The formula for the z-score is:
\[ z = \frac{X - \mu}{\sigma} \]
where:
- \(X\) is the value (12 pounds in this case),
- \(\mu\) is the mean (12.3 pounds),
- \(\sigma\) is the standard deviation (4.7 pounds).
Substituting the values:
\[ z = \frac{12 - 12.3}{4.7} = \frac{-0.3}{4.7} \approx -0.0638 \]
Next, we will look up the z-score in the standard normal distribution table or use a calculator to find the proportion of values less than this z-score.

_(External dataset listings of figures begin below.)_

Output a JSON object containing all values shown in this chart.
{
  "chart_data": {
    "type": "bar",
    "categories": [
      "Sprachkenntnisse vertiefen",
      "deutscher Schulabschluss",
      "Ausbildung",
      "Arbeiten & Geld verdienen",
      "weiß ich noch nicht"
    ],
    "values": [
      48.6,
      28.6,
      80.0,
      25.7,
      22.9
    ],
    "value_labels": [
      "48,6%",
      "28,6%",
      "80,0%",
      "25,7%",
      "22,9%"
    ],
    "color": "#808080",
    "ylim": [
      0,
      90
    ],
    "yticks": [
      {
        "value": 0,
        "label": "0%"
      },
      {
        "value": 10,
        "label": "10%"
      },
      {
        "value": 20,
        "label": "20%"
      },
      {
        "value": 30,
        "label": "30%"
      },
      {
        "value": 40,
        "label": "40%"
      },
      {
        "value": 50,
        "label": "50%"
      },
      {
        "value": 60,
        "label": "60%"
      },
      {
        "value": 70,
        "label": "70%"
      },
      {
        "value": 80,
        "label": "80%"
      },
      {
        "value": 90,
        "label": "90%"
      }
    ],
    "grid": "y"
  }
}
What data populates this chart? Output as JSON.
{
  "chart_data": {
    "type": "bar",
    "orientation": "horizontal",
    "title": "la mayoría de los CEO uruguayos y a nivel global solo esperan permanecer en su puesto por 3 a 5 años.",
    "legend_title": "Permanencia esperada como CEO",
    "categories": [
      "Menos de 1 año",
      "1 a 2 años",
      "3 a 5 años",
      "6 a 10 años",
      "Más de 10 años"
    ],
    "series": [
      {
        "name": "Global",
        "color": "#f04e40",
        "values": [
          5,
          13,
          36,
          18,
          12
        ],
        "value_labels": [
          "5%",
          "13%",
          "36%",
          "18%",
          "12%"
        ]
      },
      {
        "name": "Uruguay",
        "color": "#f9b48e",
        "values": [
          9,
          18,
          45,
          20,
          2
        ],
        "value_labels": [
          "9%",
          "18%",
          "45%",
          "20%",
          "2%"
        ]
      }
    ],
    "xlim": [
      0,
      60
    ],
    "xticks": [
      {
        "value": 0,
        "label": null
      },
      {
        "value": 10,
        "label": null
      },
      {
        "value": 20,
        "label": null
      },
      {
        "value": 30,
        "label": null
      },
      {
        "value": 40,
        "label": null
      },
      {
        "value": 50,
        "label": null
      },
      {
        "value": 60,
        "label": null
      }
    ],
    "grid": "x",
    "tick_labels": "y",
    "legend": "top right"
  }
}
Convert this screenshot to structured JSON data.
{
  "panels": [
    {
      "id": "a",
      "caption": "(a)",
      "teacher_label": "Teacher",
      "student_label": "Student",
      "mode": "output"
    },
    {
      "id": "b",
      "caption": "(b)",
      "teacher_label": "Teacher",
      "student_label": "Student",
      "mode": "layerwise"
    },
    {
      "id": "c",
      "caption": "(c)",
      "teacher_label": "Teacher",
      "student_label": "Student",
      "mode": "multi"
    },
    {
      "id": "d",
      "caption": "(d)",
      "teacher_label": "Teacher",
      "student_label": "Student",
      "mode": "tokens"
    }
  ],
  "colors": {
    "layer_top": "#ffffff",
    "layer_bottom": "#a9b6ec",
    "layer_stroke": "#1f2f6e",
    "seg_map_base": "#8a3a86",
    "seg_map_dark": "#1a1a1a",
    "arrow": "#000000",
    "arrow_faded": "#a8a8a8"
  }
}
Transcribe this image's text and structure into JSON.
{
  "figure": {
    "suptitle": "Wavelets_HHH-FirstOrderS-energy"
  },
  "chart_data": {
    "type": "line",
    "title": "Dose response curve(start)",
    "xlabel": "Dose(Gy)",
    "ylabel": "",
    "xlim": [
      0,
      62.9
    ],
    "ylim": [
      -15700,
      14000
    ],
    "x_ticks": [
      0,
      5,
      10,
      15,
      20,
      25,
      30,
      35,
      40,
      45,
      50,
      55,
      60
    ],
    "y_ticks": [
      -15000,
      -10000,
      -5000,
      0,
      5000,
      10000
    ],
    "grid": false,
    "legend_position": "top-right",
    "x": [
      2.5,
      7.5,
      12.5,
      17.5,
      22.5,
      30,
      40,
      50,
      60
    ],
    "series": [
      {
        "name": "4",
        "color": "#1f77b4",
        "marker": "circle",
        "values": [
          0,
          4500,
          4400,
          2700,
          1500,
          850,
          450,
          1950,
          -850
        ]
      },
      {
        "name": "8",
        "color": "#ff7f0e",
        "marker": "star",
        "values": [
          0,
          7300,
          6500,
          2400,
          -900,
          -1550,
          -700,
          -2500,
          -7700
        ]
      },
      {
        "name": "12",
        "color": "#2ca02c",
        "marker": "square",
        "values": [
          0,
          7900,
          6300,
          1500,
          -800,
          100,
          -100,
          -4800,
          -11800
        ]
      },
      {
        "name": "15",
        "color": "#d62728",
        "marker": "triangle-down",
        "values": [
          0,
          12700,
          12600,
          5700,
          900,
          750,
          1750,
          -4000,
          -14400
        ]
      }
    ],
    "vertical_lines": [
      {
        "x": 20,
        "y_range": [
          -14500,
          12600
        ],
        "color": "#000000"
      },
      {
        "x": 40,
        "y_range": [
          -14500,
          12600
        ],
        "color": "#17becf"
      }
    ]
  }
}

Using the standard normal distribution table, or a calculator:
- The cumulative probability (area to the left of \(z = -0.0638\)) is approximately \(0.4756\).
To find the proportion of babies weighing more than 12 pounds, we calculate:
\[ P(X > 12) = 1 - P(X \leq 12) \]
Thus,
\[ P(X > 12) = 1 - 0.4756 \approx 0.5244 \]
So the proportion of babies who weigh more than 12 pounds is approximately:
\[ \boxed{0.5244} \]